Getting Airplay on Internet Radio Stations
There are three levels of webcasting stations on the Internet: (1) commercial (mostly FM) stations that simulcast their programming, (2) large “pureplay” commercial webcasters (such as Pandora) that provide bundled, syndicated or subscription streaming audio services, and (3) the plethora of small hobbyist stations including those on services such as Live365 and SHOUTcast that allow music fans to operate their own stations.
Simulcast of Commercial Media Stations
Columnist John Taglieri commented that you can “literally travel around the globe … [and] still listen to your favorite radio station from home.” Taglieri went on to state that while this is advantageous for listeners, it has not helped independent music because the emerging artist still cannot break into the playlist for the Internet version of these commercial stations because the programming is not unique to the Internet broadcast, but is the same program broadcast commercially in the station’s geographic area. The advantage for major artists is that exposure is no longer limited to the geographic area of the station, and airplay on these stations could have an impact globally. The 2010 Arbitron report found that 31% of FM radio listeners have visited a station’s web site. Of those, more than half said it was to listen to the station online.
In his article “Radio Airplay 101: Traditional Radio vs. the Web,” radio promoter Bryan Farrish stated that in the future, it will be just as difficult to get airplay on a big web radio station as it is to get airplay on a popular terrestrial station now. Farrish stated that the competition will heat up for slots on the most popular web stations, with artists and labels competing for the coveted airplay slots as they do now on FM radio. He added that as more sales come through downloads, the money saved on manufacturing will shift to promotion. Farrish concluded that “the amount of work it takes to get your songs heard will always be directly proportional to how many listeners you are trying to reach.” A 2009 court ruling opened the way for terrestrial stations to simulcast without paying additional royalty payments. In March of 2011, the U.S. Copyright Office published the final decision of the Copyright Royalty Board on the statutory rates for Internet radio royalties.

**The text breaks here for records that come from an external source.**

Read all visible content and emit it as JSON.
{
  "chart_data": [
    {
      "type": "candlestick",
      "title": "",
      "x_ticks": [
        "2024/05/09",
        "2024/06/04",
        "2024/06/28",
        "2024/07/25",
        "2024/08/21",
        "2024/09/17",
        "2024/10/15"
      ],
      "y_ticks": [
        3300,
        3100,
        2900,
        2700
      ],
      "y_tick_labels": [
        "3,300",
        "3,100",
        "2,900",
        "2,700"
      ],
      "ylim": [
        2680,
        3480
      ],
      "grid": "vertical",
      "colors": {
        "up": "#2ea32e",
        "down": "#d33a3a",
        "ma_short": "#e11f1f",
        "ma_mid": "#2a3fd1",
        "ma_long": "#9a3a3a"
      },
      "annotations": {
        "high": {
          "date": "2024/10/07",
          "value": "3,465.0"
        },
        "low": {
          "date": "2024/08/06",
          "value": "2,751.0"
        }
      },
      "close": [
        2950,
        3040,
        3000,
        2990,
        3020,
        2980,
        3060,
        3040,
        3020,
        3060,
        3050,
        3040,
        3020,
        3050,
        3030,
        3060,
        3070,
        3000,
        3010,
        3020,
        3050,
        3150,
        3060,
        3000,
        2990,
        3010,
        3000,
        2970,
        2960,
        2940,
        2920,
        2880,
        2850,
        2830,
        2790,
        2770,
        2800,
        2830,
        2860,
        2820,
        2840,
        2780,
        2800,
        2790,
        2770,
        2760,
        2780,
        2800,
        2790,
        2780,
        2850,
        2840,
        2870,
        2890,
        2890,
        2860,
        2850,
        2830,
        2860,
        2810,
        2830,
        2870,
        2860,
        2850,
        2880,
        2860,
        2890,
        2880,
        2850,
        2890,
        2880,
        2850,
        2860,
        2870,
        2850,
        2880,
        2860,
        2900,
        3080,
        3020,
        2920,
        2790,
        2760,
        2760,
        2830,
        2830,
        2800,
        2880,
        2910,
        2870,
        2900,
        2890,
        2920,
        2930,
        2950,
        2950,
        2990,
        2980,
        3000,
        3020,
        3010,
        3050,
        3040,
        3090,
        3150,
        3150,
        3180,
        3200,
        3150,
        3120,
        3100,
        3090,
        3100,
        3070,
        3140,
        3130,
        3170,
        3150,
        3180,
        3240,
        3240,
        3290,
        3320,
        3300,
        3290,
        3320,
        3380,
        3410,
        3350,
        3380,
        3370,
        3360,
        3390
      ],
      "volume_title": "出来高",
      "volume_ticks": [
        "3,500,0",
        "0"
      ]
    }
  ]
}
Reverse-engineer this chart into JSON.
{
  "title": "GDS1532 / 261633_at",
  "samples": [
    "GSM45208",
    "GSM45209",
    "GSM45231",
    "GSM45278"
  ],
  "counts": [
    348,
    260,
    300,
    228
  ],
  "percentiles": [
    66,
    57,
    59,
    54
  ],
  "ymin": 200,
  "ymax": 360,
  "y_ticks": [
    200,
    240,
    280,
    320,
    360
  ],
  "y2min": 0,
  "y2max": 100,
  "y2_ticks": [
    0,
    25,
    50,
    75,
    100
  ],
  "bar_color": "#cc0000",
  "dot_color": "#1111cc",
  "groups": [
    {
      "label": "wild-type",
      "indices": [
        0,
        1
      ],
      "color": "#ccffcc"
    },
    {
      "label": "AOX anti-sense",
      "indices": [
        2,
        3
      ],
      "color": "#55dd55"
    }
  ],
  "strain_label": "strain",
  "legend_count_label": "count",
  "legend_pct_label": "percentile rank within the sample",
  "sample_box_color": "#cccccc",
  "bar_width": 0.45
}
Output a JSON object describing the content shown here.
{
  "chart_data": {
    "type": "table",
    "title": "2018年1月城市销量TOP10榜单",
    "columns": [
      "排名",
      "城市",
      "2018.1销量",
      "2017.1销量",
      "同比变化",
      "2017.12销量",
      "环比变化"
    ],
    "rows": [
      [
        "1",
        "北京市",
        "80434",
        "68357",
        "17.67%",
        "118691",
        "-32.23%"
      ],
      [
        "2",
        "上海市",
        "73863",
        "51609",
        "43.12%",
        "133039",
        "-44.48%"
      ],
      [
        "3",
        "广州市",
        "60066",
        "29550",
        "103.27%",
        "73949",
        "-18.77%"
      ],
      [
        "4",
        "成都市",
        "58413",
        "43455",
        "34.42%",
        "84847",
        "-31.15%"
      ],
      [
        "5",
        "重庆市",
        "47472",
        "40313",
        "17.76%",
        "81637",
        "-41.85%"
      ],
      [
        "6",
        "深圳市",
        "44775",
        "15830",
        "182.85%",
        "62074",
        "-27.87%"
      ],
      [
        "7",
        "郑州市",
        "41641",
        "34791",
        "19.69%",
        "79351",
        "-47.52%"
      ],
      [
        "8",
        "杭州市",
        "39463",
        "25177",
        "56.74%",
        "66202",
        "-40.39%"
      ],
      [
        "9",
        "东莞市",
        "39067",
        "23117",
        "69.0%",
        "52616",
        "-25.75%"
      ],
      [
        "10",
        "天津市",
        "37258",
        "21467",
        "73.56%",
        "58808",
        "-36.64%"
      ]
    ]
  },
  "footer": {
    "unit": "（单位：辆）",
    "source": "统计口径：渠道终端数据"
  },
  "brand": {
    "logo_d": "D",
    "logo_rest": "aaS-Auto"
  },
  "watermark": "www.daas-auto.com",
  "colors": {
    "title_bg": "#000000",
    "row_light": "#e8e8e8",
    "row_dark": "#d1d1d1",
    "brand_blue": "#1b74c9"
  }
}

Large Pure Play Commercial Webcasters
Pure Play stations are popular Internet radio stations that are online only, and are not a simulcast of an FM or AM signal. Pandora and AOL radio are among the top “web radio” services that have not evolved from traditional FM radio stations. These entities use a new business model that takes advantage of innovations in computer and mobile technology. Pandora accepts submissions from independent artists, with no guarantee of airplay.
Pure Play Webcasters per Performance Royalty Rates
- 2011—$.00102 per performance
- 2012—$.00110 per performance
- 2013—$.00120 per performance
- 2014—$.00130 per performance
- 2015—$.00140 per performance
An example of a successful commercial streaming radio station is from pop icon Jimmy Buffet, who sponsors a streaming radio station Margaritaville Radio at www.radiomargaritaville.com. The station started as webcast only in 1998 but was picked up by Sirius in 2005 and is now simulcast (Deitz, 2005).
For both media-sponsored webcasts and podcasts, getting on the playlist requires having some connection to the sponsoring organization, whether it’s through membership or just targeting the right webcast sites and submitting appropriate material. David Nevue suggested identifying stations that take outside material and match the genre, and then contacting them with a request to submit songs for consideration. Nevue stated, “some broadcasts receive a number of CDs to review, so it may take several weeks for them to get to yours.” Some of the more popular online radio services are Pandora, finetune, Grooveshark, Jango, Deezer, Slacker, and Songza.
Plethora of Small Hobbyist Stations
The smaller, less popular web stations are easier to break into if they are targeted correctly. It is necessary to identify those stations for which your music is appropriate. In his article “Web Radio Stations and Getting Played,” Bobby Borg (2005) wrote that the submission policy for these small stations is usually simple and involves emailing a music file to the webcaster. These small stations usually lack the exposure of larger, more popular stations, but getting airplay on these stations is inexpensive, and as more stations pick up the songs, the audience is cumulative. Borg stated, “SOME exposure is better than NO exposure—especially if it leads to a listener buying your record or coming out to one of your shows.” Many of these amateur stations can be found on the services Live365.com and SHOUTcast. SHOUTcast provides listenership data for all stations for a 30-day period under the “stats” menu item.
To find appropriate stations on Live365, select the genre from the list, select the appropriate stations (a broadcaster profile and broadcast schedule is provided), and contact the moderator of each. A free membership account is required to gain email access. If your inquiry receives a favorable response, email an MP3 file of the song you would like considered for broadcast. By all means, keep track of the stations on which you are receiving airplay. It helps to then promote the stations that support your music by including a link to them on your artist web site. To create your own station on Live365, you must pay a fee of $9.95 per month, which includes 150 MB of file storage and allows for up to 25 simultaneous listeners. SHOUTcast is free but requires that you use your own server and download the appropriate software. To request airplay, you must select the appropriate genre and scroll through the stations. A link to each station will send you to that station’s site. Submission policies may vary.